The new Brazil Fund claims to be the first ever UK-authorised, actively managed Brazil Open Ended Investment Company. It is looking to capitalise on what mid- and small- sized companies have to offer. Previous Brazilian investments have been pinned to the MSCI Brazil Index, which is heavily biased towards large-cap material and energy stocks. This results in large caps such as Petrobras and Vale taking up almost 50 per cent of the index. Allianz says using this index limits exposure to the emerging middle class markets that the changing demographic of Brazil promises.
Rising employment, wages and aspirations have produced a buoyant Brazilian middle class ripe for investment. Will Landers, a fund manager for BlackRock Latin America Fund, says: “There is huge pent up demand from this burgeoning middle class. Approximately 30 million people are now more economically active and not only seeking credit and housing but also becoming less restrictive with their spending habits.”
Brazil has made impressive progress. Significant restructuring of public finances and monetary policy has led to investment grade status, lower inflation rates and much lower interest rates. This has shielded Brazil from much of the pain of austerity measures being experienced elsewhere. Michael Konstantinov, manager of Allianz’s RCM Brazil Fund says that a wider Latin American fund was not pursued partly because they were concerned about exposing themselves to Mexico, which is heavily dependent on the US?economy.
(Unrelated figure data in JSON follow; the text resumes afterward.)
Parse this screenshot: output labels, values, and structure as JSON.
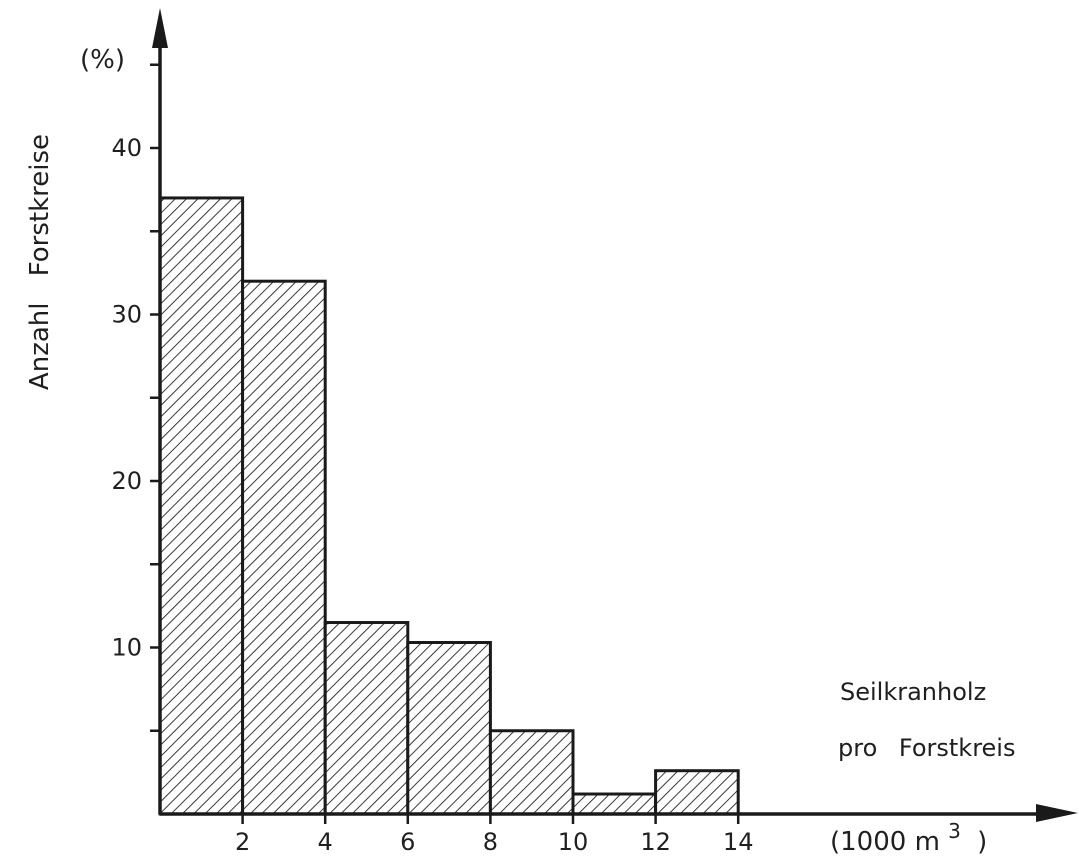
{
  "chart_data": {
    "type": "bar",
    "bins": [
      [
        0,
        2
      ],
      [
        2,
        4
      ],
      [
        4,
        6
      ],
      [
        6,
        8
      ],
      [
        8,
        10
      ],
      [
        10,
        12
      ],
      [
        12,
        14
      ]
    ],
    "values": [
      37,
      32,
      11.5,
      10.3,
      5,
      1.2,
      2.6
    ],
    "xticks": [
      "2",
      "4",
      "6",
      "8",
      "10",
      "12",
      "14"
    ],
    "yticks": [
      "10",
      "20",
      "30",
      "40"
    ],
    "xlim": [
      0,
      22.5
    ],
    "ylim": [
      0,
      48
    ],
    "ylabel": "Anzahl Forstkreise",
    "yunit": "(%)",
    "xunit": "(1000 m",
    "xunit_sup": "3",
    "xunit_close": ")",
    "xlabel_lines": [
      "Seilkranholz",
      "pro Forstkreis"
    ],
    "grid": false,
    "legend": "none"
  }
}
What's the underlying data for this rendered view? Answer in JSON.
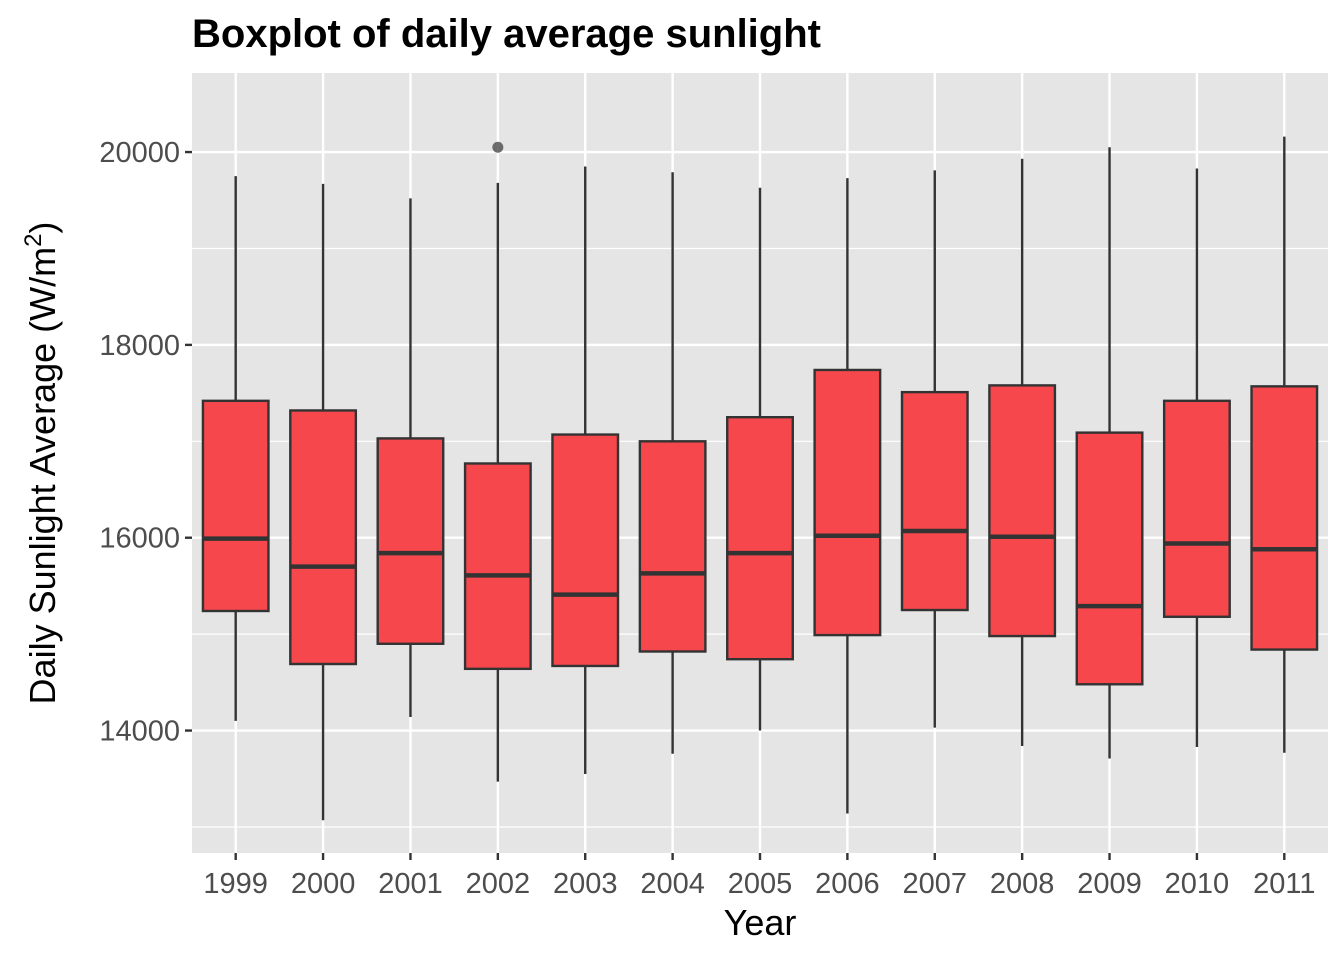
{
  "chart_data": {
    "type": "boxplot",
    "title": "Boxplot of daily average sunlight",
    "xlabel": "Year",
    "ylabel": "Daily Sunlight Average (W/m",
    "ylabel_superscript": "2",
    "ylabel_suffix": ")",
    "ylim": [
      12730,
      20820
    ],
    "yticks": [
      14000,
      16000,
      18000,
      20000
    ],
    "categories": [
      "1999",
      "2000",
      "2001",
      "2002",
      "2003",
      "2004",
      "2005",
      "2006",
      "2007",
      "2008",
      "2009",
      "2010",
      "2011"
    ],
    "boxes": [
      {
        "category": "1999",
        "min": 14100,
        "q1": 15240,
        "median": 15990,
        "q3": 17420,
        "max": 19750,
        "outliers": []
      },
      {
        "category": "2000",
        "min": 13070,
        "q1": 14690,
        "median": 15700,
        "q3": 17320,
        "max": 19670,
        "outliers": []
      },
      {
        "category": "2001",
        "min": 14140,
        "q1": 14900,
        "median": 15840,
        "q3": 17030,
        "max": 19520,
        "outliers": []
      },
      {
        "category": "2002",
        "min": 13470,
        "q1": 14640,
        "median": 15610,
        "q3": 16770,
        "max": 19680,
        "outliers": [
          20050
        ]
      },
      {
        "category": "2003",
        "min": 13550,
        "q1": 14670,
        "median": 15410,
        "q3": 17070,
        "max": 19850,
        "outliers": []
      },
      {
        "category": "2004",
        "min": 13760,
        "q1": 14820,
        "median": 15630,
        "q3": 17000,
        "max": 19790,
        "outliers": []
      },
      {
        "category": "2005",
        "min": 14000,
        "q1": 14740,
        "median": 15840,
        "q3": 17250,
        "max": 19630,
        "outliers": []
      },
      {
        "category": "2006",
        "min": 13140,
        "q1": 14990,
        "median": 16020,
        "q3": 17740,
        "max": 19730,
        "outliers": []
      },
      {
        "category": "2007",
        "min": 14030,
        "q1": 15250,
        "median": 16070,
        "q3": 17510,
        "max": 19810,
        "outliers": []
      },
      {
        "category": "2008",
        "min": 13840,
        "q1": 14980,
        "median": 16010,
        "q3": 17580,
        "max": 19930,
        "outliers": []
      },
      {
        "category": "2009",
        "min": 13710,
        "q1": 14480,
        "median": 15290,
        "q3": 17090,
        "max": 20050,
        "outliers": []
      },
      {
        "category": "2010",
        "min": 13830,
        "q1": 15180,
        "median": 15940,
        "q3": 17420,
        "max": 19830,
        "outliers": []
      },
      {
        "category": "2011",
        "min": 13770,
        "q1": 14840,
        "median": 15880,
        "q3": 17570,
        "max": 20160,
        "outliers": []
      }
    ],
    "grid": true,
    "colors": {
      "box_fill": "#f5474c",
      "box_stroke": "#333333",
      "panel_bg": "#e5e5e5",
      "grid_major": "#ffffff",
      "outlier": "#555555"
    }
  }
}
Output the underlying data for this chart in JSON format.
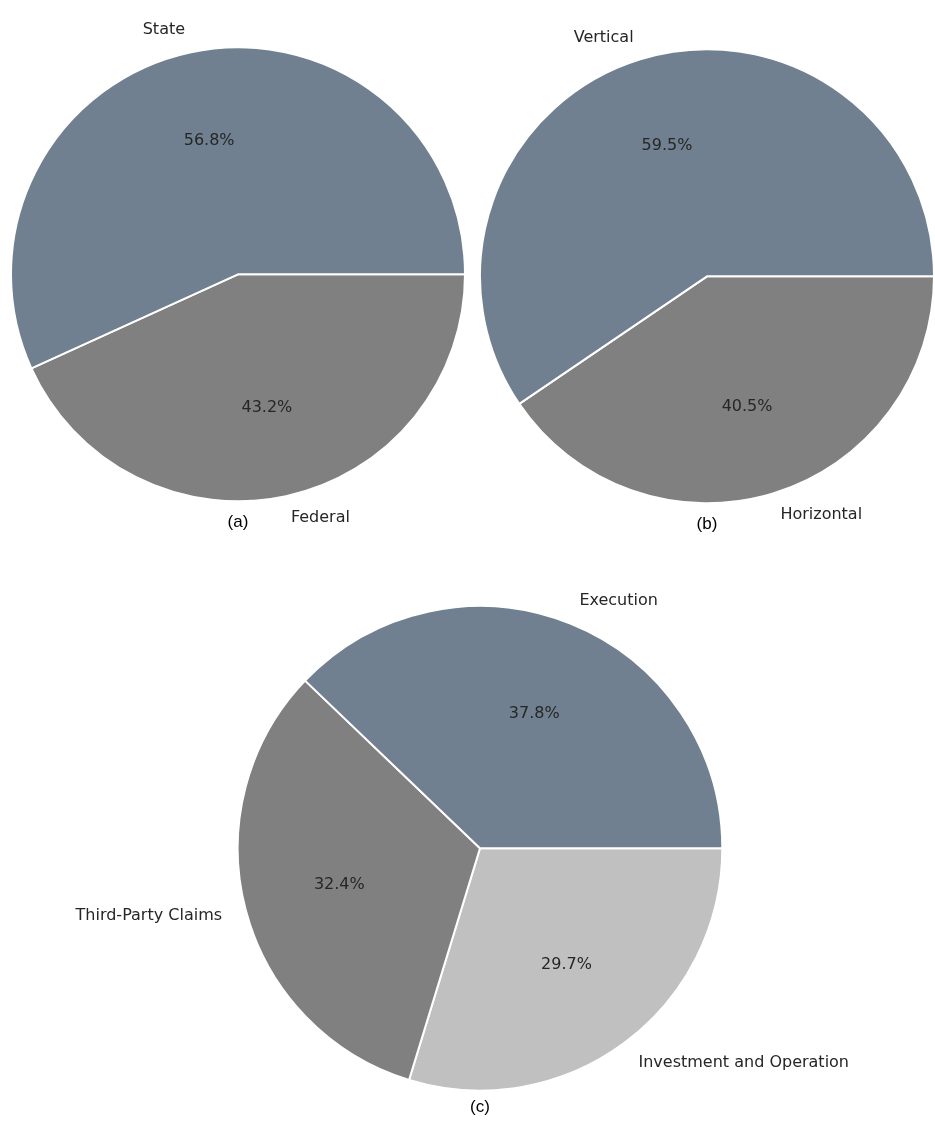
{
  "chart_data": [
    {
      "type": "pie",
      "title": "(a)",
      "categories": [
        "State",
        "Federal"
      ],
      "values": [
        56.8,
        43.2
      ],
      "colors": [
        "#708090",
        "#808080"
      ],
      "value_labels": [
        "56.8%",
        "43.2%"
      ],
      "legend": false
    },
    {
      "type": "pie",
      "title": "(b)",
      "categories": [
        "Vertical",
        "Horizontal"
      ],
      "values": [
        59.5,
        40.5
      ],
      "colors": [
        "#708090",
        "#808080"
      ],
      "value_labels": [
        "59.5%",
        "40.5%"
      ],
      "legend": false
    },
    {
      "type": "pie",
      "title": "(c)",
      "categories": [
        "Execution",
        "Third-Party Claims",
        "Investment and Operation"
      ],
      "values": [
        37.8,
        32.4,
        29.7
      ],
      "colors": [
        "#708090",
        "#808080",
        "#c0c0c0"
      ],
      "value_labels": [
        "37.8%",
        "32.4%",
        "29.7%"
      ],
      "legend": false
    }
  ]
}
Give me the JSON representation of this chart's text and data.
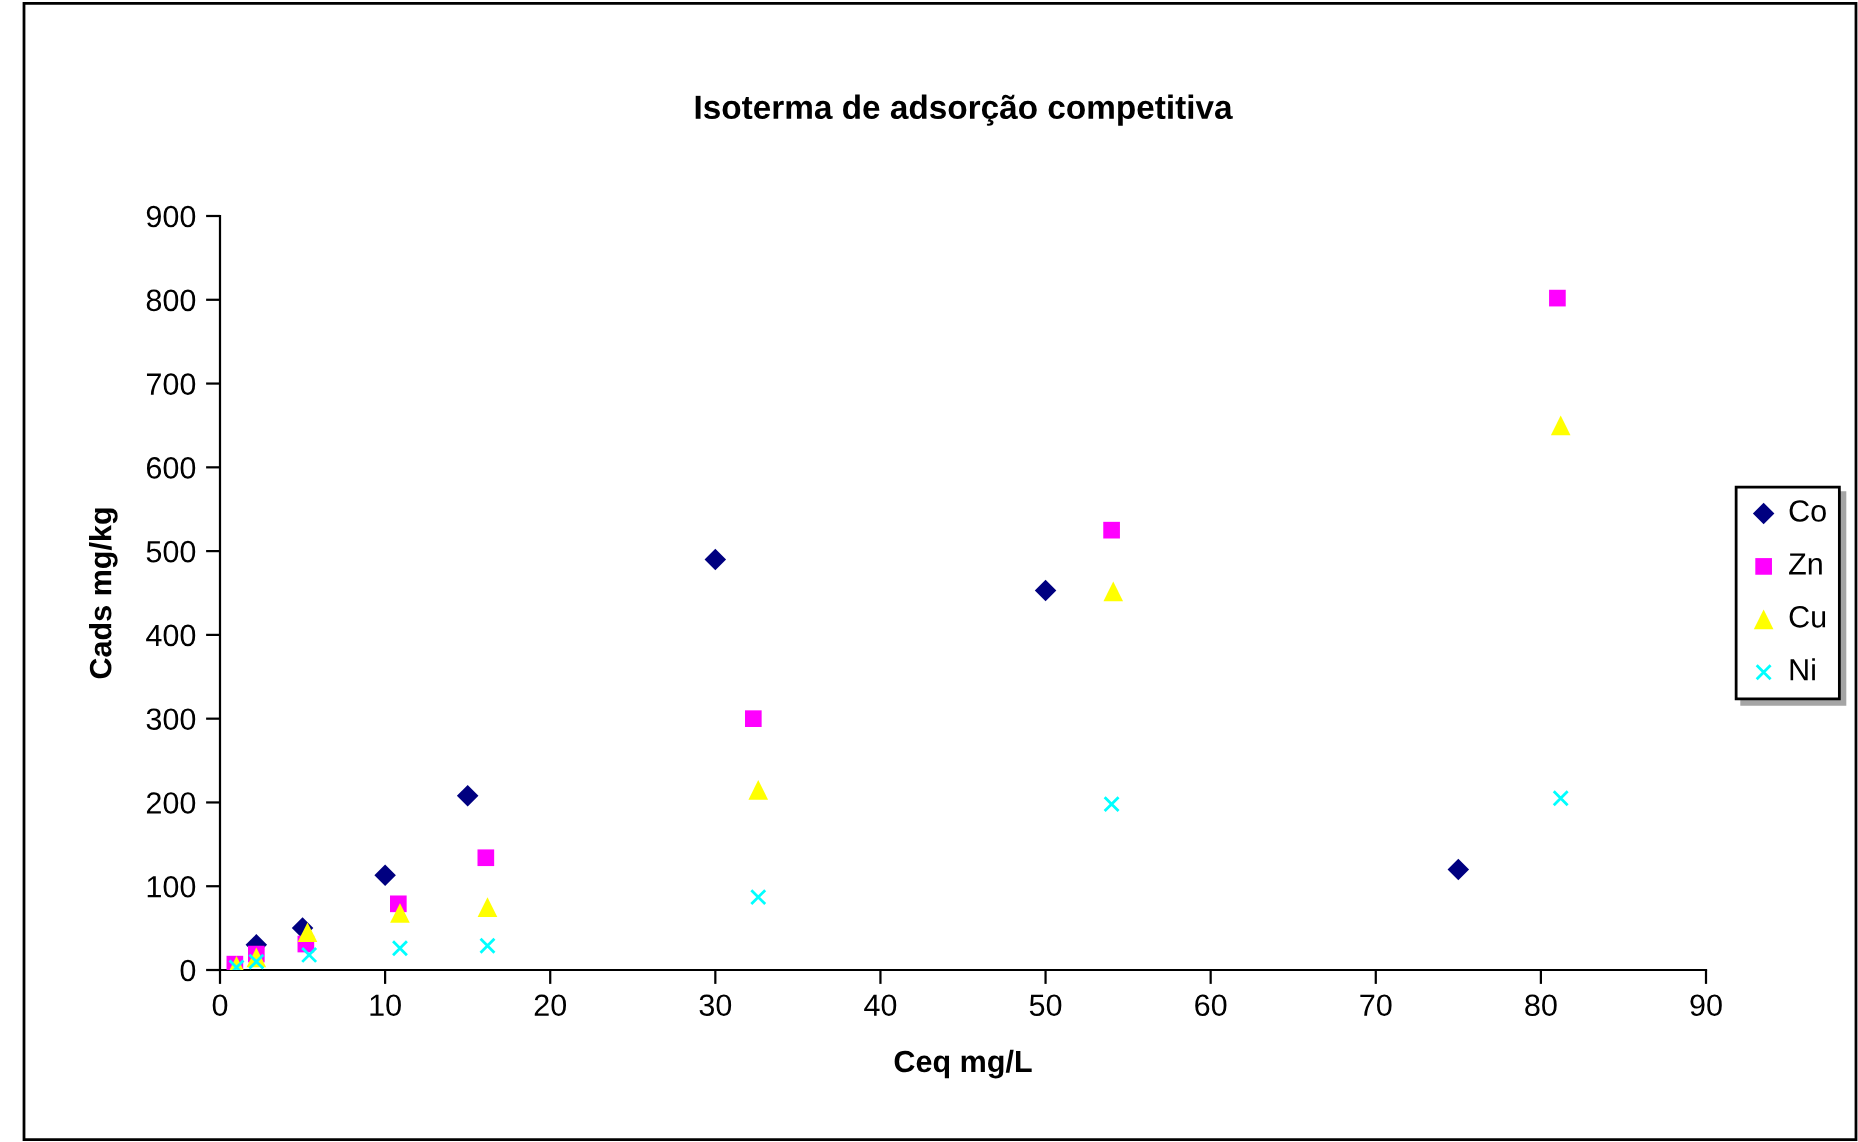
{
  "chart_data": {
    "type": "scatter",
    "title": "Isoterma de adsorção competitiva",
    "xlabel": "Ceq mg/L",
    "ylabel": "Cads mg/kg",
    "xlim": [
      0,
      90
    ],
    "xticks": [
      0,
      10,
      20,
      30,
      40,
      50,
      60,
      70,
      80,
      90
    ],
    "ylim": [
      0,
      900
    ],
    "yticks": [
      0,
      100,
      200,
      300,
      400,
      500,
      600,
      700,
      800,
      900
    ],
    "grid": false,
    "legend": "right",
    "series": [
      {
        "name": "Co",
        "color": "#000080",
        "marker": "diamond",
        "x": [
          2.2,
          5.0,
          10.0,
          15.0,
          30.0,
          50.0,
          75.0
        ],
        "values": [
          30,
          50,
          113,
          208,
          490,
          453,
          120
        ]
      },
      {
        "name": "Zn",
        "color": "#ff00ff",
        "marker": "square",
        "x": [
          0.9,
          2.2,
          5.2,
          10.8,
          16.1,
          32.3,
          54.0,
          81.0
        ],
        "values": [
          7,
          19,
          31,
          79,
          134,
          300,
          525,
          802
        ]
      },
      {
        "name": "Cu",
        "color": "#ffff00",
        "marker": "triangle",
        "x": [
          1.0,
          2.2,
          5.3,
          10.9,
          16.2,
          32.6,
          54.1,
          81.2
        ],
        "values": [
          5,
          15,
          45,
          68,
          75,
          215,
          452,
          650
        ]
      },
      {
        "name": "Ni",
        "color": "#00ffff",
        "marker": "cross",
        "x": [
          1.0,
          2.2,
          5.4,
          10.9,
          16.2,
          32.6,
          54.0,
          81.2
        ],
        "values": [
          3,
          10,
          18,
          26,
          29,
          87,
          198,
          205
        ]
      }
    ]
  }
}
Domestic demand is up in Brazil. Purchasing power has risen 35 per cent since 2003. BlackRock predict that the low rate environment will give birth to rapid growth in financial services such as 10 per cent growth in the mortgage market over the next five years. This is likely to have a positive impact on the banks, homebuilders and companies associated with these industries.
Allianz’s Konstantinov says that the political risks are far lower than people might think: “We already have the most left-wing government in place, which was previously unthinkable in Brazil, and it has actually done quite a good job. So if the Presidential candidate of the current President Lula is going to win, we pretty much have the status quo; if the candidate from the conservative party is going to win, we might actually see an acceleration in economic reform which will be even more positive.”
So investment in Brazil could soon be better targeted, reap bigger rewards and provide better insulation against downturns elsewhere.